Before Shutter, I had never seen a Thai film. I’m not sure I could even tell you what one looked like. Ong-Bak, maybe? Does The Hangover Part II count? Ha, just kidding, I know it does. Though I had no idea what to expect from Shutter, which turned out to be great because it totally took me by surprise. I loved almost everything about this film. From the great gimmick of only seeing a ghost via a camera and photos, to the film’s mystery, right down to the decayed design of the spirit itself. Apart from maybe a few too many jump scares I don’t have issue with Shutter. This film is a unique and continually unnerving experience, just like The Hangover II.
Two years after their escapade in Las Vegas—I mean, after a late night drink sesh with the bros, Tun (Ananda Everingham) and his new girlfriend Jane (Natthaweeranuch Thongmee) run over a young woman with their car. Do they do the honest thing and call the cops? Hell no, Tun convinces Jane (the driver) to get the hell out of there. Scared, she complies. BIG MISTAKE. After this, we learn Tun is a photographer, and during a gig at a high school graduation, notices something odd in his photos. There’s a spectral figure lurking in the background of every photo he takes. Is it? Yes, you guessed it. The woman he and Jane killed is haunting them. At first, it’s just the photos, but later it attacks Tun in his studio, stalks Jane, and even convinces some of Tun’s drinking buddies to kill themselves. How could a ghost be this persuasive? The plot thickens.

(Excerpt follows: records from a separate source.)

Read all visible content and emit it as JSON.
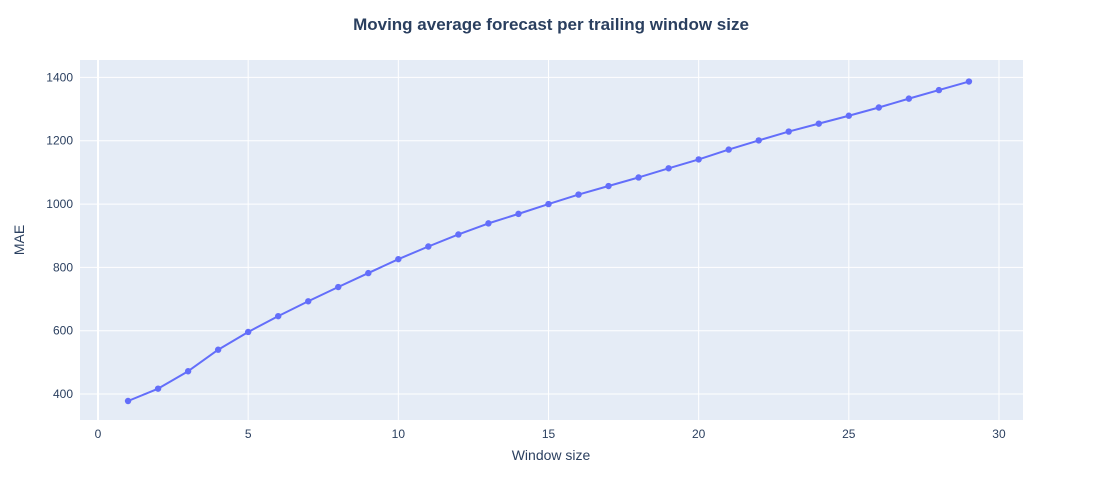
{
  "chart_data": {
    "type": "line",
    "title": "Moving average forecast per trailing window size",
    "xlabel": "Window size",
    "ylabel": "MAE",
    "xlim": [
      -0.6,
      30.8
    ],
    "ylim": [
      318,
      1455
    ],
    "xticks": [
      0,
      5,
      10,
      15,
      20,
      25,
      30
    ],
    "yticks": [
      400,
      600,
      800,
      1000,
      1200,
      1400
    ],
    "grid": true,
    "colors": {
      "line": "#636efa",
      "plot_bg": "#e5ecf6",
      "grid": "#ffffff",
      "text": "#2a3f5f"
    },
    "series": [
      {
        "x": [
          1,
          2,
          3,
          4,
          5,
          6,
          7,
          8,
          9,
          10,
          11,
          12,
          13,
          14,
          15,
          16,
          17,
          18,
          19,
          20,
          21,
          22,
          23,
          24,
          25,
          26,
          27,
          28,
          29
        ],
        "y": [
          378,
          417,
          472,
          540,
          596,
          646,
          693,
          738,
          782,
          826,
          866,
          904,
          939,
          969,
          1000,
          1030,
          1057,
          1084,
          1113,
          1141,
          1172,
          1201,
          1229,
          1254,
          1279,
          1305,
          1333,
          1360,
          1387
        ]
      }
    ]
  }
}
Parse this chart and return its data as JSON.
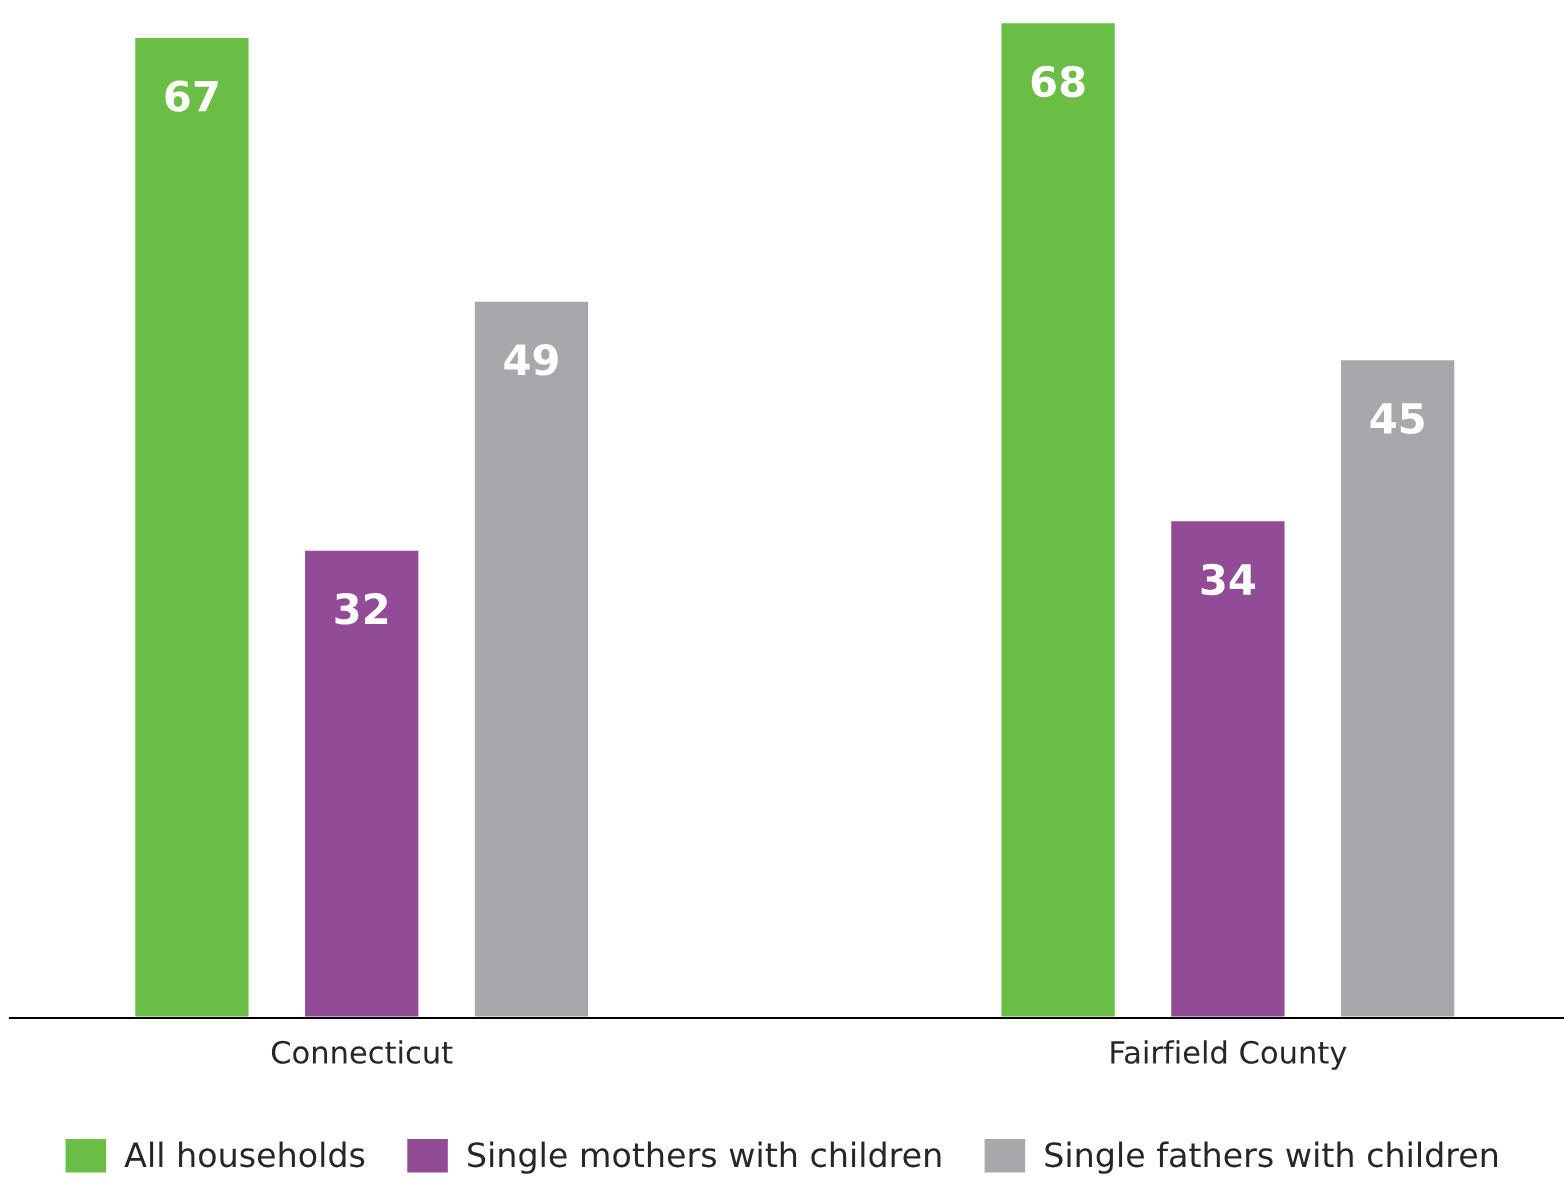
{
  "chart_data": {
    "type": "bar",
    "categories": [
      "Connecticut",
      "Fairfield County"
    ],
    "series": [
      {
        "name": "All households",
        "color": "#6abd45",
        "values": [
          67,
          68
        ]
      },
      {
        "name": "Single mothers with children",
        "color": "#924b97",
        "values": [
          32,
          34
        ]
      },
      {
        "name": "Single fathers with children",
        "color": "#a6a8ab",
        "values": [
          49,
          45
        ]
      }
    ],
    "data_labels": true,
    "legend": "bottom",
    "grid": false,
    "tick_labels": "x"
  }
}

It turns out this ghost isn’t any ordinary ghost, but the ghost of Tun’s ex-girlfriend Natre (Achita Sikamana), a girl Tun dated out of pity and then let his friends take advantage of. This element really ties the film together. It could have been a perfectly suitable ghost story with Tun having no connection to the ghost, but because he does it adds another layer of complexity. Who are we rooting for? How can Tun redeem himself, if at all? It’s a unique personal struggle in an otherwise standard BOO! CRAP YOUR PANTS! Movie. What a rare treat it is to get a movie that is both scary and thought-provoking.
After viewing this film I wondered why more ghost films weren’t made to feel this personal. What’s more terrifying than being haunted by your own mistakes? It makes perfect sense for the genre, I’m shocked I haven’t seen it during Shocktober more times. Many of the characters in the films I have watched this year have things in common with their spectral oppressors, but few have had a direct connection. Even fewer are actually worse than their spectral oppressor. What I love about Shutter is you have the choice to root for either side. You can side for Tun after one rough night or with Natre for a rough life. It’s a moral tug-of-war.
From a technical standpoint, Shutter again impresses. It’s not as low key and shoestring as its Japanese brothers. Shutter goes all out with well-crafted makeup and CGI effects and brooding sound. Creepy score too. It amazed me to find this was the first film for writer/directors Banjong Pisanthanakun and Parkpoom Wongpoom, as the film feels very polished and professional.
Shutter was remade in 2008 with Joshua Jackson, but not even Pacey Witter could save that one. Thankfully, the original needs no saving. It’s a film confident in its lore and ability to terrorize. It has a great hook and knows how to deliver, like The Hangover II… probably.